Turkey, however, has also seen its regional ambitions disrupted by the Arab Spring. A policy of non-intervention in its neighbors’ internal affairs—hoping to win influence by way of soft power—was upended by Syria’s conflict. And the continuation of the bloody civil war, in spite of Turkish support for the rebels, has chastened Erdogan abroad while politically weakening him at home.

Soner Cagaptay, the director of the Washington Institute’s Turkish Research Program, says that Turkey’s falling out with Israel also hurt its regional clout. Once a key arbiter between Israel and Palestine, Turkey was left out of the loop during last November’s Gaza conflict, with Egyptian President Mohamed Morsi brokering the eventual cease-fire. (“Turkey Finds It Is Sidelined as Broker in Mideast,” read one headline in The New York Times.)

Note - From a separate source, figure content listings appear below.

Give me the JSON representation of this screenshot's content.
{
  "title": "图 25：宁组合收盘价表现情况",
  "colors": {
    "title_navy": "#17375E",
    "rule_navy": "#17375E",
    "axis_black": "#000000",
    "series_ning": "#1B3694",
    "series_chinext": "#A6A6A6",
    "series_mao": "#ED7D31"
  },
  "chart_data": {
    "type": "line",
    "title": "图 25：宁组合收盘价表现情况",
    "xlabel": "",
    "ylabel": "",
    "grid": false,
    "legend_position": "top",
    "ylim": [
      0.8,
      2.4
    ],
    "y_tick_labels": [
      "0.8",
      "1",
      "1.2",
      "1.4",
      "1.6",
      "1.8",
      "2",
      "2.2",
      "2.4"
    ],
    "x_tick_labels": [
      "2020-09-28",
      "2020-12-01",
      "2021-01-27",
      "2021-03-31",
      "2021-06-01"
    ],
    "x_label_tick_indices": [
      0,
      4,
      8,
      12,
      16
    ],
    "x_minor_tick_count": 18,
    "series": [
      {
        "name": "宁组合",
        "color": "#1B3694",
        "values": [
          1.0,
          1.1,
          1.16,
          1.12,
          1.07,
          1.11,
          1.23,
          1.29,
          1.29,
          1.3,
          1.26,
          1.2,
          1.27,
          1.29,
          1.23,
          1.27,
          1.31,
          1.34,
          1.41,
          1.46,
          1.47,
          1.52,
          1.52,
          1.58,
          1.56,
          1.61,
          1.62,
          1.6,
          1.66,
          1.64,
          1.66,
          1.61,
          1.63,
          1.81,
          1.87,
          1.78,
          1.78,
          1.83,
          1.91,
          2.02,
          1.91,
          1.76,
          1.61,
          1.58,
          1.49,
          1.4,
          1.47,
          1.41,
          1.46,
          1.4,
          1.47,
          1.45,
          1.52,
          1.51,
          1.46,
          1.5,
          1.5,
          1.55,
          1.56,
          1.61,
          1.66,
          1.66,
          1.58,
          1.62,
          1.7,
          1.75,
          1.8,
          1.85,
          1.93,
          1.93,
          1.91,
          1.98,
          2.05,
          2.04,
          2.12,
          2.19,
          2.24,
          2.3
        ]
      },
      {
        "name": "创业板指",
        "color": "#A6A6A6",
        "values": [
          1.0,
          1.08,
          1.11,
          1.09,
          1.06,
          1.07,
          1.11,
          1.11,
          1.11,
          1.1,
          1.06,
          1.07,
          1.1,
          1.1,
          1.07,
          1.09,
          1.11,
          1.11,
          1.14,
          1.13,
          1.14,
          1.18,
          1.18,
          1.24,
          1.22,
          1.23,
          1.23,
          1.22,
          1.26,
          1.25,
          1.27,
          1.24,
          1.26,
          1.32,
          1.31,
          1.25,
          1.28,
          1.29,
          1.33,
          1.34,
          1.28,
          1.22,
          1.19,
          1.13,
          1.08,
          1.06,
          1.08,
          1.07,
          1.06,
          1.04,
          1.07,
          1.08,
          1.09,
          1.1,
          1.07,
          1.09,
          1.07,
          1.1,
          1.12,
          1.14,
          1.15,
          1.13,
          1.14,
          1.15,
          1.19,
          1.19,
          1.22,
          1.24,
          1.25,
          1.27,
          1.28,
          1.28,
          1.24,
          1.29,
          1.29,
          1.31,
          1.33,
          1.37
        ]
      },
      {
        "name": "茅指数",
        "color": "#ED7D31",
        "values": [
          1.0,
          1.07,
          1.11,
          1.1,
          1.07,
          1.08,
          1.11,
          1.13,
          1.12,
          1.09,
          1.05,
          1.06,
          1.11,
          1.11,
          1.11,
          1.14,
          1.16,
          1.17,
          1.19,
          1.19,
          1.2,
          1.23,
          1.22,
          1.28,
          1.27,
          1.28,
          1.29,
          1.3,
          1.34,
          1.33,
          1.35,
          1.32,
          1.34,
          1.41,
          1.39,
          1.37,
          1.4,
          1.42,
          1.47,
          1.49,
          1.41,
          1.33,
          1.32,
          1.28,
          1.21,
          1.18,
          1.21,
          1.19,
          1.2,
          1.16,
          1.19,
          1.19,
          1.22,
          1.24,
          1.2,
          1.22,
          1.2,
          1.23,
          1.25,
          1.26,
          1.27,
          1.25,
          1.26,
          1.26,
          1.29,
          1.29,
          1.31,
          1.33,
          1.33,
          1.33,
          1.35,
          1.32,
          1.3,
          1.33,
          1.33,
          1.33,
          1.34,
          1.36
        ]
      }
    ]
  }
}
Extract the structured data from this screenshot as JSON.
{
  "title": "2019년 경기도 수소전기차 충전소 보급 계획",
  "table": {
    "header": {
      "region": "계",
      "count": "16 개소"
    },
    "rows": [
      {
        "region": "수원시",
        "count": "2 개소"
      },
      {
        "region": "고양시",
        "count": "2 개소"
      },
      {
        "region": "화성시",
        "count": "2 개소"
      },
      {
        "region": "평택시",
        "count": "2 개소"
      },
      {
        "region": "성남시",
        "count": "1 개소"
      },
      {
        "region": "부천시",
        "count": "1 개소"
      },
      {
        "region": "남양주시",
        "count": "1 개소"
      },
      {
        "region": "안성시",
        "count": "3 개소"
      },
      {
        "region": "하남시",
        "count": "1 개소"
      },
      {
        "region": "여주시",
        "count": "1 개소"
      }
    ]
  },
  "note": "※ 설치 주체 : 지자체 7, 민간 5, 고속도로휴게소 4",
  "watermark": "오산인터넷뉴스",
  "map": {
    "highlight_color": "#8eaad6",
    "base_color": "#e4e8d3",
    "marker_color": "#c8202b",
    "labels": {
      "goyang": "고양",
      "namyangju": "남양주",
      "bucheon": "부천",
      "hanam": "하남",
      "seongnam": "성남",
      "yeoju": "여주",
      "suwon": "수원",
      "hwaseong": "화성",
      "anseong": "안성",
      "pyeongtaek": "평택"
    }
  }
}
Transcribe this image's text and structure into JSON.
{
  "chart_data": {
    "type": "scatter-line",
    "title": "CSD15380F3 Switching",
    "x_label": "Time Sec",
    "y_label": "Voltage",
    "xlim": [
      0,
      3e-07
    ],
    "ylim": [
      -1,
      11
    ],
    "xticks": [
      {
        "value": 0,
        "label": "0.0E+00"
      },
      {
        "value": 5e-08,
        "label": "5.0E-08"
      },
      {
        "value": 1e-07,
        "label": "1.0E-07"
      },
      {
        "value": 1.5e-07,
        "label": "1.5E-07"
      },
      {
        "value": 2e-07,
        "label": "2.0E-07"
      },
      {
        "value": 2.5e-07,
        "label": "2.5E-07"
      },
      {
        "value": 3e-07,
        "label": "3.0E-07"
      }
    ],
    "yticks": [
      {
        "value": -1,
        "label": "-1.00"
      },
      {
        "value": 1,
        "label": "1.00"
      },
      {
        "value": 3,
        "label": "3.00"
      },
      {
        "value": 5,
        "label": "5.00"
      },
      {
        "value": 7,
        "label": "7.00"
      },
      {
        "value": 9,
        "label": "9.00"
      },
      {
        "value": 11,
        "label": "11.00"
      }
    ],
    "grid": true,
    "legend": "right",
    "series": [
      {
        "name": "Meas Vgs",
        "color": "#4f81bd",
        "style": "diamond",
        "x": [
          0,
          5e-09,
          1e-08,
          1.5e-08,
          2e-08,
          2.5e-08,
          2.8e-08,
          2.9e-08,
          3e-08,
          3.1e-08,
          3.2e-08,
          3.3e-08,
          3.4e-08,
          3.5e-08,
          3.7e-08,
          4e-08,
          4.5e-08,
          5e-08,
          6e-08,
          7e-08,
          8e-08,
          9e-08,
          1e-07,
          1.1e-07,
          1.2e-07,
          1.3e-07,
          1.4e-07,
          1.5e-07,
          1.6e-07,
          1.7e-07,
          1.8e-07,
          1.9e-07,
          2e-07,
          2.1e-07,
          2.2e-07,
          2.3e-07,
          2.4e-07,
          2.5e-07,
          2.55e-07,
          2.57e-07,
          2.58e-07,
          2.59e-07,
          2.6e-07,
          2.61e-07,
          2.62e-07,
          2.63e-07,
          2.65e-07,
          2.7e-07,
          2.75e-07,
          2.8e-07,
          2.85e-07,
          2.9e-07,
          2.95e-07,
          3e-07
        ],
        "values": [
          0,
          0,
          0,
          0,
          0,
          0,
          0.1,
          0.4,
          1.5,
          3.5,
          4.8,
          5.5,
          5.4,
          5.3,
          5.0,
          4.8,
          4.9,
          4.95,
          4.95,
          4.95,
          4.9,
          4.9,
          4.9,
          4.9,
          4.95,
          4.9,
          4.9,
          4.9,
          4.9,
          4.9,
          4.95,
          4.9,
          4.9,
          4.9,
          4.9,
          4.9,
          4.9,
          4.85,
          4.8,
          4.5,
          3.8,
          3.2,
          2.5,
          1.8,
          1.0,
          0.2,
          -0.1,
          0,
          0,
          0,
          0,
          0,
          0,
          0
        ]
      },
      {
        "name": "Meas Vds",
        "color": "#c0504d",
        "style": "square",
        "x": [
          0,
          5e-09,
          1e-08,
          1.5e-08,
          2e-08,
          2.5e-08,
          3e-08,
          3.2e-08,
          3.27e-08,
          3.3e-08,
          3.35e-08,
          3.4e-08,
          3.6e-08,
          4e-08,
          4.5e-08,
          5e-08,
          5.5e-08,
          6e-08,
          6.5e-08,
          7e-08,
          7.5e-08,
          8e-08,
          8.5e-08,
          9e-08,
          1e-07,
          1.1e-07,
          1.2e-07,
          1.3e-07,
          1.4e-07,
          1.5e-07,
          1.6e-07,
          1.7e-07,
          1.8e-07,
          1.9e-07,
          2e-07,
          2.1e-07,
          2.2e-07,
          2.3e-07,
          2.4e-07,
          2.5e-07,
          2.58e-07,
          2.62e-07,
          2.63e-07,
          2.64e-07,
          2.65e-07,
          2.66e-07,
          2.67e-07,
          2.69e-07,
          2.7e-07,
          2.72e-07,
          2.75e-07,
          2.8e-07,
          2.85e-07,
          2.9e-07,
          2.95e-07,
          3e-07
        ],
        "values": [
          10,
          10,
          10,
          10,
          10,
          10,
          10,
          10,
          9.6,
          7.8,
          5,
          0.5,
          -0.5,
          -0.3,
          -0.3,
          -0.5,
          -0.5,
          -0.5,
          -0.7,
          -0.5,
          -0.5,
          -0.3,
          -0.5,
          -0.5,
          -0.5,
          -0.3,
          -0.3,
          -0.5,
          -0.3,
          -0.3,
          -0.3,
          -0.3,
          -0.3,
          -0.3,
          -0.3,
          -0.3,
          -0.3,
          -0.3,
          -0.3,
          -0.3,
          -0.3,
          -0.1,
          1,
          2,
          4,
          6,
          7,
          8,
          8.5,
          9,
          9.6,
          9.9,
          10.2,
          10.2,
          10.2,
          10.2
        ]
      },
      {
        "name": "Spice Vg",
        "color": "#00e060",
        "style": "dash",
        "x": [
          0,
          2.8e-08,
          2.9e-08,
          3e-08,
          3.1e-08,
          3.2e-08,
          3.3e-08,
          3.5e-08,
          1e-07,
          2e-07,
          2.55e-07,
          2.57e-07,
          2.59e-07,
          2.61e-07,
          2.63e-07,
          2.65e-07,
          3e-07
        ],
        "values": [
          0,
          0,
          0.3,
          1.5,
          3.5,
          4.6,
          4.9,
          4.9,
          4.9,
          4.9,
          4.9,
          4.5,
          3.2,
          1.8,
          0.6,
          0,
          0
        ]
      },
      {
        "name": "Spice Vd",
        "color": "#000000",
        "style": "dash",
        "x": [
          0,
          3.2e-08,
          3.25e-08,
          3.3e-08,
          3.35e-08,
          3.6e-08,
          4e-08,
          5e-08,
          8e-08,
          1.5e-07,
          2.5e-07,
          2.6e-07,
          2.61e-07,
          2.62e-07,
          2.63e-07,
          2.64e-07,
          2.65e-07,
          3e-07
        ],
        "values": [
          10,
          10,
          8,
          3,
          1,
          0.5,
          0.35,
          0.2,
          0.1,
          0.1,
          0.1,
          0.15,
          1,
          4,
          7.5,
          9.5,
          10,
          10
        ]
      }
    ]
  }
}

“Since coming to power in 2002, [Erdogan’s government] has followed a foreign-policy strategy designed to make Ankara a Middle East actor,” Cagaptay says, adding that Turkey has done everything from mediating in regional conflicts to pushing Turkish TV shows onto Middle Eastern networks and its products into Middle Eastern supermarkets. “Still, Ankara’s ambition to become a regional soft power will come to full fruition only if Erdogan can pick up the phone and call all regional actors, including the Israeli prime minister.”

Toward that end, Cagaptay says, Turkey may also be eyeing the Israel-Palestine peace process—something Kerry is pushing to restart, and which is expected to feature heavily in his current trip. Cagaptay says that Ankara might try to use its influence over Hamas, the militant group that controls Gaza, to push it to renounce violence and position it as a possible partner for peace talks. While analysts paint this as unlikely, Cagaptay says that Turkey would see a boost to its stature simply by being involved. “Even if Turkish efforts do not succeed, they would still be lauded, casting Ankara as a key Middle East actor seeking to bring peace,” he says.